BUDAPEST, Hungary — In Hungarian, there is an expression that anti-Semitism is like a hidden spring, often imperceptible yet omnipresent, a source that can be tapped by demagogues, polemicists, and politicians. It is a dangerous source, Adam Schönberger explains, for when it is tapped, it can cause a flood.
Schönberger is a veteran Hungarian activist and co-founder of Aurora, a café and community center operated by Marom, a Jewish youth-group that he also directs. When we meet there on a Monday evening in late August, Aurora, located in Budapest’s Eighth District, is buzzing. Opposition activists type away on laptops in a corner near the bar. Old Hungarian men and young German tourists drink beers beneath walls plastered with posters and stickers — calls for a slam poetry contest, radical anti-war slogans, exhortations to veganism. In the courtyard, the organizers of Budapest Pride, Hungary’s largest LGBTQA+ event, are taking a cigarette break.
Aurora is a space that defies easy definition. More than just a bar and café, it is a venue for underground music and parties, an occasional art gallery, a meeting place for activist groups, home to the offices of human rights NGOs, and a prayer space that hosts regular Jewish services.
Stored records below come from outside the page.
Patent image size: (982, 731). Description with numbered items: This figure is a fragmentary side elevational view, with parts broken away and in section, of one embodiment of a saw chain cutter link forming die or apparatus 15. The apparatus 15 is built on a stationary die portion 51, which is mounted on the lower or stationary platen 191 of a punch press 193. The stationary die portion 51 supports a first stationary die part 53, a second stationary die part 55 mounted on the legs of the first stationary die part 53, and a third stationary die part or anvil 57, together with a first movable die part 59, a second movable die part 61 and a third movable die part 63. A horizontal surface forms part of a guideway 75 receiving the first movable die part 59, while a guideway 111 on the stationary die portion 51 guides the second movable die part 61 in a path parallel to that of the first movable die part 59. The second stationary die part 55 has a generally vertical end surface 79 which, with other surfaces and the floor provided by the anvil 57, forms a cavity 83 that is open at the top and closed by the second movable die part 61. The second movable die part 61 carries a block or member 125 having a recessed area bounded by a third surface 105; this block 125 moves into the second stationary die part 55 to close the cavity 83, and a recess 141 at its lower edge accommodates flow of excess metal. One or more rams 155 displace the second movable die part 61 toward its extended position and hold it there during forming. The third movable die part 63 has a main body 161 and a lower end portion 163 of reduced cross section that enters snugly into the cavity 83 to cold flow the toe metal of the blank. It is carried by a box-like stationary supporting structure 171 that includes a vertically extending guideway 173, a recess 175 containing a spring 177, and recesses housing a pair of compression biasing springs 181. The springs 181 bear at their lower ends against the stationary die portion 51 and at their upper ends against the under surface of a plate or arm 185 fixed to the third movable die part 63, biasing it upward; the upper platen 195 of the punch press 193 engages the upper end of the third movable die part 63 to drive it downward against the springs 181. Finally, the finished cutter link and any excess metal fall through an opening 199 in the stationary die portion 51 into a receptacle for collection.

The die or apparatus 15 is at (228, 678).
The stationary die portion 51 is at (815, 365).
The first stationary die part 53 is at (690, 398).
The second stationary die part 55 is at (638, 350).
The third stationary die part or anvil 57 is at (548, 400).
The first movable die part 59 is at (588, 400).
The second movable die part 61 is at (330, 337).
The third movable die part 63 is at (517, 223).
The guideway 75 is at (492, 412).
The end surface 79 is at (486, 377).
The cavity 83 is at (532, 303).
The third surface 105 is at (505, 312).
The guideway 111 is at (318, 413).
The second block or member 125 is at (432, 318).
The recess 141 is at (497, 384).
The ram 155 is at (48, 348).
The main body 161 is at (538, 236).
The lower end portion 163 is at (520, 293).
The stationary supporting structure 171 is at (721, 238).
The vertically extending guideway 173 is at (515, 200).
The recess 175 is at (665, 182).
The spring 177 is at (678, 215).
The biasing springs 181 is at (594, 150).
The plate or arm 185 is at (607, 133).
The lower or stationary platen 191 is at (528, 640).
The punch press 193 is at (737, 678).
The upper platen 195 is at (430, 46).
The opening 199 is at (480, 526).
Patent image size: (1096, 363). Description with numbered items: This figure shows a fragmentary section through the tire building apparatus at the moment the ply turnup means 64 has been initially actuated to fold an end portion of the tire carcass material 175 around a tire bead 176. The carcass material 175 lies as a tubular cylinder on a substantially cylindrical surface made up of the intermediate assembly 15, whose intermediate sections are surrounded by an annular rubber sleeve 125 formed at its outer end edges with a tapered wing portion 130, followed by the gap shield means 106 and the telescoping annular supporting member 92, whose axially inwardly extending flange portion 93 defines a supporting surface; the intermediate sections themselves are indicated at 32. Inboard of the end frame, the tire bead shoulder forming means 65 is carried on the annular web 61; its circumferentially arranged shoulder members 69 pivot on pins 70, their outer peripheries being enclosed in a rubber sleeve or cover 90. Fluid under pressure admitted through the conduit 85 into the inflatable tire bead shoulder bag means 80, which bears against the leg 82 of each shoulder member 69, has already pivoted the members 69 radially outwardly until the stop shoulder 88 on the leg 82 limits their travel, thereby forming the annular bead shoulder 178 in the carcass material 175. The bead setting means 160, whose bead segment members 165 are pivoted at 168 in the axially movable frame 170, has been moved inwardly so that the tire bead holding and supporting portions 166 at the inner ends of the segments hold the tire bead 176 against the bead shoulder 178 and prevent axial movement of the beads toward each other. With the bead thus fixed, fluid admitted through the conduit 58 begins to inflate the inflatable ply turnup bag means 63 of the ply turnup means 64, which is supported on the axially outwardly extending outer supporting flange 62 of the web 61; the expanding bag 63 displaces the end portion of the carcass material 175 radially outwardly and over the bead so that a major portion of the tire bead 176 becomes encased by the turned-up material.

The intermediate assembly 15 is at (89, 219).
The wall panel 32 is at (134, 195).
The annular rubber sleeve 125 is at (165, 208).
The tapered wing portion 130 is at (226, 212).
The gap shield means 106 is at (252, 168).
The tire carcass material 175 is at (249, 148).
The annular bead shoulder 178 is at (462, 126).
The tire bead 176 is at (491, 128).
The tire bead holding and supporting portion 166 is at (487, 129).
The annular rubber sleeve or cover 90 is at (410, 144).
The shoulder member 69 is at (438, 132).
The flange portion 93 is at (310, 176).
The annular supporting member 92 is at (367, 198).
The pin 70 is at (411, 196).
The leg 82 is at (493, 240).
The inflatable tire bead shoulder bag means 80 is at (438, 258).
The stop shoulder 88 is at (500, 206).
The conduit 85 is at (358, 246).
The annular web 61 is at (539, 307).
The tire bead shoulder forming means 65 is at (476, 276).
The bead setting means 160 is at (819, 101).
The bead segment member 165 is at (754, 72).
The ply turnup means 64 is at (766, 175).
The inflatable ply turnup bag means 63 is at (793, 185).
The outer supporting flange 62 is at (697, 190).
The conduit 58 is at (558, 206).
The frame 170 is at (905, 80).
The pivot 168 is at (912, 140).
During the peak of the refugee crisis in 2015, when thousands of asylum seekers were stuck in Budapest, barred from continuing on to Western Europe, Aurora became a shelter. “A lot of families lived here temporarily,” Schönberger tells me. “It was one of the major clothes storage [points]. It was one of the centers.”
“We said there are no concerts until this situation is solved. This place will be a shelter until we find a place for these people,” Schönberger recalls. “And we were the only Jewish organization that did that — that actually addressed the issue.” Other Jewish groups shied away from publicly aiding the refugees, he says, “because it was too political.”
With its combination of radical, queer politics, punk sensibility, and secular Jewishness, Aurora sits at the fault-lines of contemporary Hungarian politics. Under the regime of Viktor Orbán, elected with a super-majority in parliament for a third consecutive term, Hungary in the midst of a dramatic slide into authoritarianism. Eszter Susán, who co-founded the space with Schönberger, says Aurora “is one of the last bastions of resistance.”